La justicia madrileña ha decidido llevar a juicio a José Ángel González, que ocupó hasta hace poco el cargo de director adjunto operativo (DAO) de la Policía Nacional —la segunda posición de mayor responsabilidad de la institución—, como presunto autor de un delito de agresión sexual. La denuncia partió en febrero pasado de una inspectora del propio Cuerpo, que decidió querellarse contra quien fuera uno de los máximos responsables policiales del país.
El juzgado de violencia sobre la mujer número 8 de Madrid, a cargo del magistrado David Maman, ha resuelto abrir sumario tras considerar que los hechos relatados por la denunciante presentan indicios suficientes de un delito de agresión sexual.

En su resolución, el juez concluye que resulta necesario profundizar en la investigación para determinar con precisión cómo se produjeron los hechos y qué circunstancias pueden resultar relevantes de cara al juicio. Además, quiere asegurarse que el investigado responda tanto penal como económicamente si finalmente es condenado.
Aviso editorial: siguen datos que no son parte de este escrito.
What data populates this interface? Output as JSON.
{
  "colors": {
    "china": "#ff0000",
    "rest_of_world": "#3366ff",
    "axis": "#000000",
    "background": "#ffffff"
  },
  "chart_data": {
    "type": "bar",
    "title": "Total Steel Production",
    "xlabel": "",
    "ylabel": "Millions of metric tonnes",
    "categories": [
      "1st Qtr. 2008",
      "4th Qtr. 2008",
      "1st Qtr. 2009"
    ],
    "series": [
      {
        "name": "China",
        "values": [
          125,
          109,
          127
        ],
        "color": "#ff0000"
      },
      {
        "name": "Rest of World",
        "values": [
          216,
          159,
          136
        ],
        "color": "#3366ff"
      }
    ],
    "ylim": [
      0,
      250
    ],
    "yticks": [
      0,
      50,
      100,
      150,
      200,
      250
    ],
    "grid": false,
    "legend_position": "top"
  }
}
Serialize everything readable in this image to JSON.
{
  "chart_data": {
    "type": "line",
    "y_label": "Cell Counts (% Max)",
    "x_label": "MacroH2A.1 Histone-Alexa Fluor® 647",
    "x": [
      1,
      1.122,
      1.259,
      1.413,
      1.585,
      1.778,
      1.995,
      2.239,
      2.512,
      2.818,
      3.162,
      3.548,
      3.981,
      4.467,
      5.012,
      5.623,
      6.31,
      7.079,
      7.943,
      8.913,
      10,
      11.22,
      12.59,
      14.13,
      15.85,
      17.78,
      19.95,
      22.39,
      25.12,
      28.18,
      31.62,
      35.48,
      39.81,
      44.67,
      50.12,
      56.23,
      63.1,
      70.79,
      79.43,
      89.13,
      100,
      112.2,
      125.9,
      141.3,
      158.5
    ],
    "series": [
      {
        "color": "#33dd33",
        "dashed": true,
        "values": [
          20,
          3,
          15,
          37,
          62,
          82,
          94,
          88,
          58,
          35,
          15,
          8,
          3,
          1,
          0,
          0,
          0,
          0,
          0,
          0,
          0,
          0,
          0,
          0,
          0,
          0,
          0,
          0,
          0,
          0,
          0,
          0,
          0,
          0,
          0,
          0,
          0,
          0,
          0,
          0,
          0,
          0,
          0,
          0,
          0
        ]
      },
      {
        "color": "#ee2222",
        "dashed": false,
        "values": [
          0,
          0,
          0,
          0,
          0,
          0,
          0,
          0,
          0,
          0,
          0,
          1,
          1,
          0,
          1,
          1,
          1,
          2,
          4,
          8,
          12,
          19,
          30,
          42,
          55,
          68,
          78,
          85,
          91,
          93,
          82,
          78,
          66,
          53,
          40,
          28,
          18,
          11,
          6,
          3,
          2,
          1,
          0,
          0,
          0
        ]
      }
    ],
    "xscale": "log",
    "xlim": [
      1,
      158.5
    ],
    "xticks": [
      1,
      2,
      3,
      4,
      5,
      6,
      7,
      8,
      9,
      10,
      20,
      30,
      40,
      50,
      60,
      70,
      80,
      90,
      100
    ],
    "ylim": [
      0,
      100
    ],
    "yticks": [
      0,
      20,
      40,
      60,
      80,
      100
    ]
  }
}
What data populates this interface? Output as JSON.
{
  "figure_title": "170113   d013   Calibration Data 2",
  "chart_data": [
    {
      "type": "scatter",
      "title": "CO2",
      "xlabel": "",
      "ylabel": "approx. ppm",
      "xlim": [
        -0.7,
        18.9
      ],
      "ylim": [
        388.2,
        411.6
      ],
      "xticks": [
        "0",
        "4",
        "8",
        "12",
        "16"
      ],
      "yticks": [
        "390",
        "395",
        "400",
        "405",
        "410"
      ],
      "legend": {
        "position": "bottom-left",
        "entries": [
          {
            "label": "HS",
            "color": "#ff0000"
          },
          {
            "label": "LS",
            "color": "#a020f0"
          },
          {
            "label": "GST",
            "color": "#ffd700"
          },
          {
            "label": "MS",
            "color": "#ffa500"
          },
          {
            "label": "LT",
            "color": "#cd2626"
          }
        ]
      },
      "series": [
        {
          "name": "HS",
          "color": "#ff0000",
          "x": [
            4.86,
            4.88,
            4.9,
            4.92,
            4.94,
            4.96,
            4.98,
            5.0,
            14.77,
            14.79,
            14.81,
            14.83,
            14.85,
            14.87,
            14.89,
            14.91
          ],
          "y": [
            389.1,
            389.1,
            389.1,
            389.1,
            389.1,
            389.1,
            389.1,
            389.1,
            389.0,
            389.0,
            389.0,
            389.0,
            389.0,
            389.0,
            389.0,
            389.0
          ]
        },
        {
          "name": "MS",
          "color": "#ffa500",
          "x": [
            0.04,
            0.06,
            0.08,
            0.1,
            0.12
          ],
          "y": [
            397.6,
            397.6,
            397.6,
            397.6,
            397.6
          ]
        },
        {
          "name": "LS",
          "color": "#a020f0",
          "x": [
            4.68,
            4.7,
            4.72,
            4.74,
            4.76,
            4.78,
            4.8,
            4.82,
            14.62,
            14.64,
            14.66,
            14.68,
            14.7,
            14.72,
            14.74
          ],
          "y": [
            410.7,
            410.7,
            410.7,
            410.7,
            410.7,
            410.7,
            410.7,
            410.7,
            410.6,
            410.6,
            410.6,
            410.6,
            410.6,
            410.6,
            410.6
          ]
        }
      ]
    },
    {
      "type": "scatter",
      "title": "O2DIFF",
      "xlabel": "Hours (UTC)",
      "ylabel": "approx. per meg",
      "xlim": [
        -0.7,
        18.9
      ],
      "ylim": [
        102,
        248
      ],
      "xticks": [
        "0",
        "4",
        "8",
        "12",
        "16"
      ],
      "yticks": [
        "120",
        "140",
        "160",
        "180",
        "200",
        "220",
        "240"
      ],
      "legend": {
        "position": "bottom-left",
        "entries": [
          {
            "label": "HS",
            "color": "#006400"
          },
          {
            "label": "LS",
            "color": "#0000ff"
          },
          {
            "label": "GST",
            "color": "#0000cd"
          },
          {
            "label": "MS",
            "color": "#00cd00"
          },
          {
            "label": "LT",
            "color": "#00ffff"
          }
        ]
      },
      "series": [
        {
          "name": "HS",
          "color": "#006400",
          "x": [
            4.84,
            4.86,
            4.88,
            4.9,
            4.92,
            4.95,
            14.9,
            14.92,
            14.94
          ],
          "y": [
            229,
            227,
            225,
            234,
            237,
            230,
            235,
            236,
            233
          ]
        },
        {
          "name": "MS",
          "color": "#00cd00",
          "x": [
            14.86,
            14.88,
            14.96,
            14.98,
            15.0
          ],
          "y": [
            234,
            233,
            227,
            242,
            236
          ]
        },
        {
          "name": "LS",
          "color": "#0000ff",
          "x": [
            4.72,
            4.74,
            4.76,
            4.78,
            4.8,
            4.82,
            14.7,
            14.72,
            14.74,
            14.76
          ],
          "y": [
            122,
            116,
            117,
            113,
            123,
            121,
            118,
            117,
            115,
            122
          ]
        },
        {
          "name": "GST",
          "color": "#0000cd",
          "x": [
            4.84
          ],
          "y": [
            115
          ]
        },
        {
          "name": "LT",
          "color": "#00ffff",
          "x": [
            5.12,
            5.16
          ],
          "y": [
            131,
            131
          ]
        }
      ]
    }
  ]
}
Como parte de la causa se traslada ahora a la Fiscalía y al resto de partes personadas. Estas dispondrán de cinco días para proponer nuevas diligencias antes de que el procedimiento pase a manos de la Audiencia Provincial de Madrid, el órgano que finalmente celebrará el juicio.
Una denuncia sostenida con pruebas médicas, psicológicas y grabaciones
El proceso se puso en marcha cuando la inspectora presentó una querella por coacciones y agresión sexual. Desde entonces, su defensa —ejercida por el abogado Jorge Piedrafita— ha ido incorporando al procedimiento distintos elementos probatorios.
La inspectora ha presentado informes médicos y psicológicos, además de material de audio que demostrarían las agresiones sexuales de las que, supuestamente, fue víctima por parte del ex DAO.
Desde un informe médico y otro psicológico que documentan el daño sufrido por la denunciante, hasta una serie de grabaciones de audio que, según su versión, muestran contradicciones en el relato del investigado y refuerzan la credibilidad de su testimonio.
Piedrafita ha explicado que en los próximos días la acusación aportará documentación adicional que ya obra en su poder. Su objetivo de reforzar el conjunto de pruebas y respaldar el relato de la víctima a lo largo de todo el proceso judicial.

Un juez, en el punto de mira
Se da la circunstancia de que el juez del caso contra el ex DAO estuvo en el punto de mira el pasado abril por unas polétimas declaraciones. En una charla en el ICAM, el magistrado Maman dijo que algunas mujeres denuncian «a la caza de la orden de protección», cuestionó las «ventajas» que tendrían, y habló de «lavado de coco» a los hijos en disputas de custodia.
Como consecuencia, y tras numerosas quejas contra él, el Consejo General del Poder Judicial (CGPJ) abrió una diligencia informativa contra él para valorar si sus manifestaciones son susceptibles de reproche disciplinario.